En plus de la jeunesse, la mobilisation sans précédent qui a gagné le pays, réunit d'autres pans de la société, comme les indigènes qui, eux aussi, prennent part au soulèvement. Historiquement, les peuples indigènes et afrocolombiens souffrent de façon disproportionnée des conséquences de la violence, du conflit armé et de l’absence de protection de la part de l’État. 

Lors des dernières manifestations, ils ont été victimes de violentes attaques, menées par des civils armés, dans certains cas en présence de la police. Les violences contre la "minga" indigène à Cali sont le reflet des dynamiques de violence qui persistent en Colombie et qui se sont accentuées dans le contexte des mouvements de protestation sociale liés à la grève nationale.  

Puerto Resistancia, épicentre de la contestation à Cali 

Carlos Pena, un avocat de 24 ans, fait partie des premiers à s’être mobilisés à Puerto Resistencia , l’un des épicentres de la contestation. C’est en effet ici, à Puerto Reno - rebaptisé Puerto Resistancia par les manifestants - qu’ont eu lieu les premiers affrontements violents avec la police. C’est là que l’une des premières victimes est tombée. 

Le 28 avril, premier jour des manifestations,un jeune homme de 17 ans, Marcelo Agredo,était dans la rue. Il a donné un coup de pied à un policier qui a répondu par deux coups de feu. Marcelo Agredo est mort sous les balles de la police. Ce drame a été filmé. L’affaire Agredo fait partie des quatre affaires actuellement traitées par le parquet colombien. Après cet assassinat, les manifestants dits de « première ligne » ont expulsé la police de la zone. L’avocat Carlos Pena, nous a décrit ce point de résistance, à l’est de Cali : Puerto Resistancia s’est transformé en une forme d’espace autonome et autogéré grâce au soutien et la solidarité des habitants de cette zone. 

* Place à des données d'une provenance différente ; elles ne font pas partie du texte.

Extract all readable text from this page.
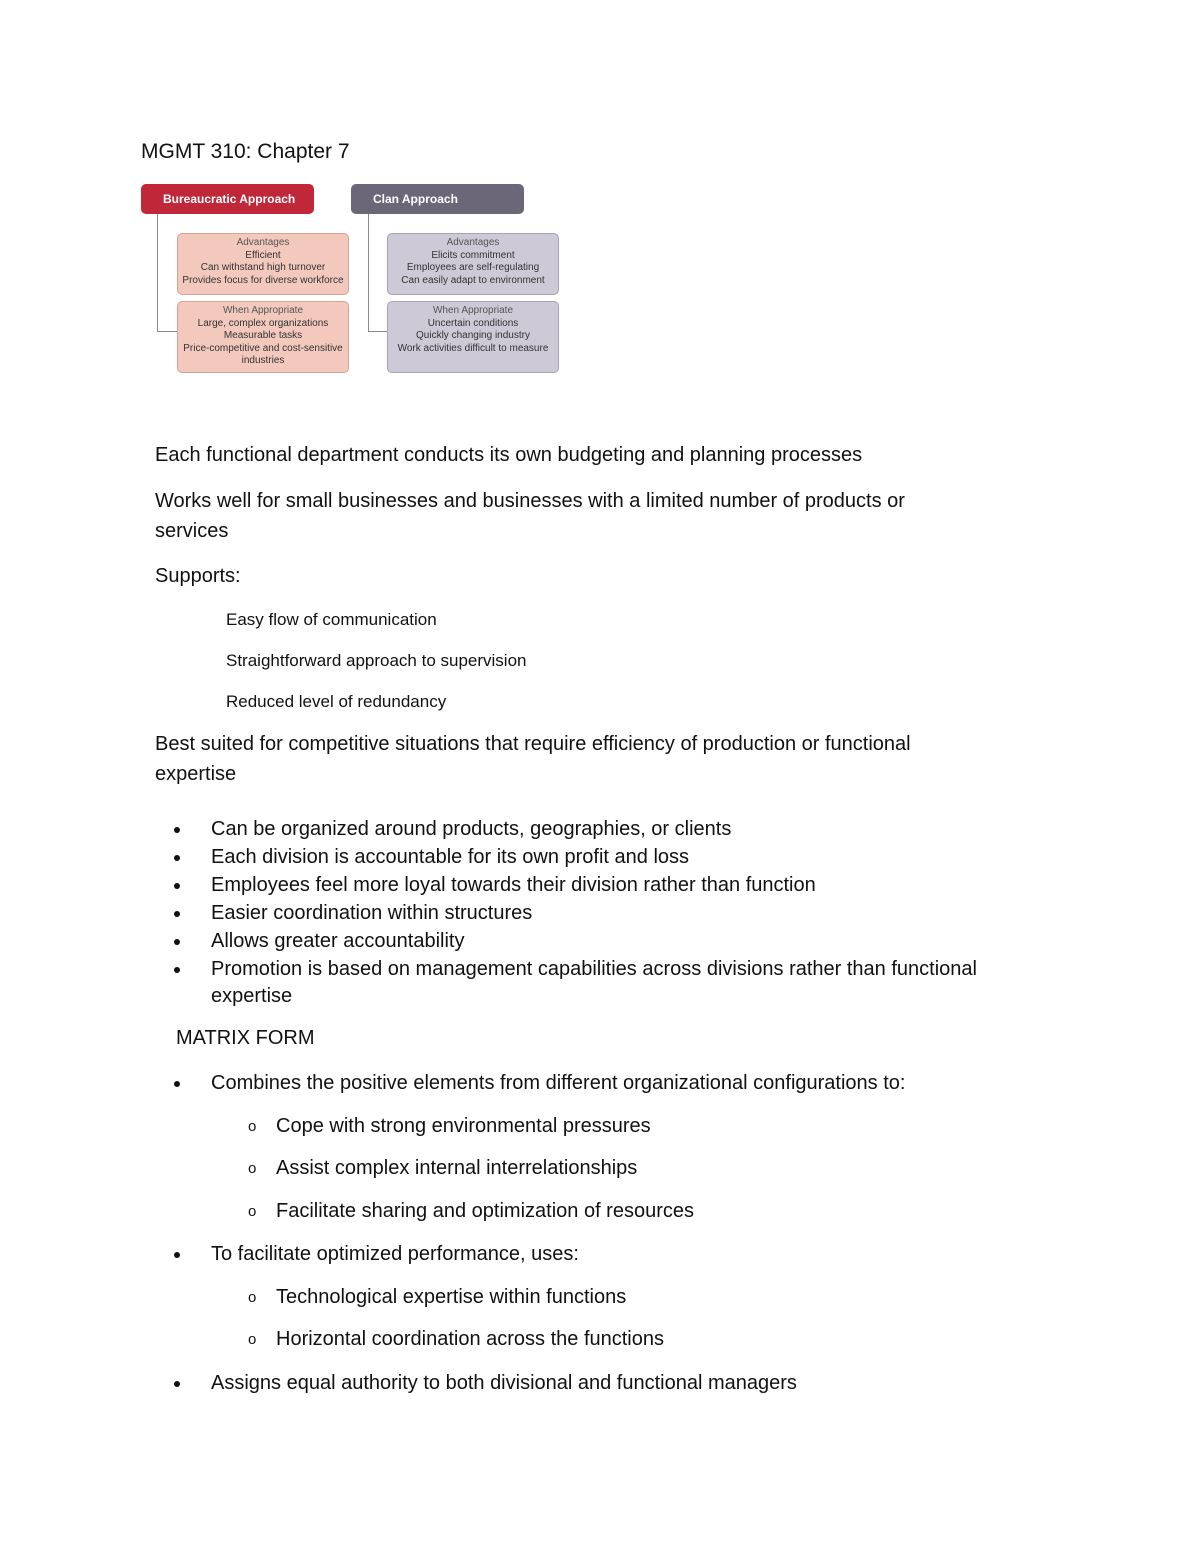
MGMT 310: Chapter 7
Bureaucratic Approach	Clan Approach
Advantages
Efficient
Can withstand high turnover
Provides focus for diverse workforce
When Appropriate
Large, complex organizations
Measurable tasks
Price-competitive and cost-sensitive
industries
Advantages
Elicits commitment
Employees are self-regulating
Can easily adapt to environment
When Appropriate
Uncertain conditions
Quickly changing industry
Work activities difficult to measure
Each functional department conducts its own budgeting and planning processes
Works well for small businesses and businesses with a limited number of products or
services
Supports:
Easy flow of communication
Straightforward approach to supervision
Reduced level of redundancy
Best suited for competitive situations that require efficiency of production or functional
expertise
Can be organized around products, geographies, or clients
Each division is accountable for its own profit and loss
Employees feel more loyal towards their division rather than function
Easier coordination within structures
Allows greater accountability
Promotion is based on management capabilities across divisions rather than functional
expertise
MATRIX FORM
Combines the positive elements from different organizational configurations to:
o Cope with strong environmental pressures
o Assist complex internal interrelationships
o Facilitate sharing and optimization of resources
To facilitate optimized performance, uses:
o Technological expertise within functions
o Horizontal coordination across the functions
Assigns equal authority to both divisional and functional managers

Des manifestants rassemblés à Cali, 2021 / ©Amnesty International - Christian EscobarMora

Des violences quotidiennes  

Un mois après le début des manifestations, de nouvelles violences ont gagné la ville de Cali: pour la seule journée du 28 mai, jour symbolique marquant le premier mois de protestation, 10 personnes ont été tuées, selon le secrétariat de sécurité de la ville. Le président Ivan Duque a déployé 7 000 membres de l’Armée et de la Marine pour reprendre le contrôle des points de résistance de Cali et de la région.  

Cette nouvelle flambée de violences est inquiétante. Aux violences physiques, s’ajoutent des violences verbales : le gouvernement colombien stigmatise les manifestants en utilisant des termes comme « criminels » pour les qualifier. Par les termes employés, les autorités colombiennes insinuent également que les manifestations seraient organisées par des groupes armés illégaux ou par des « hordes de bandits ». 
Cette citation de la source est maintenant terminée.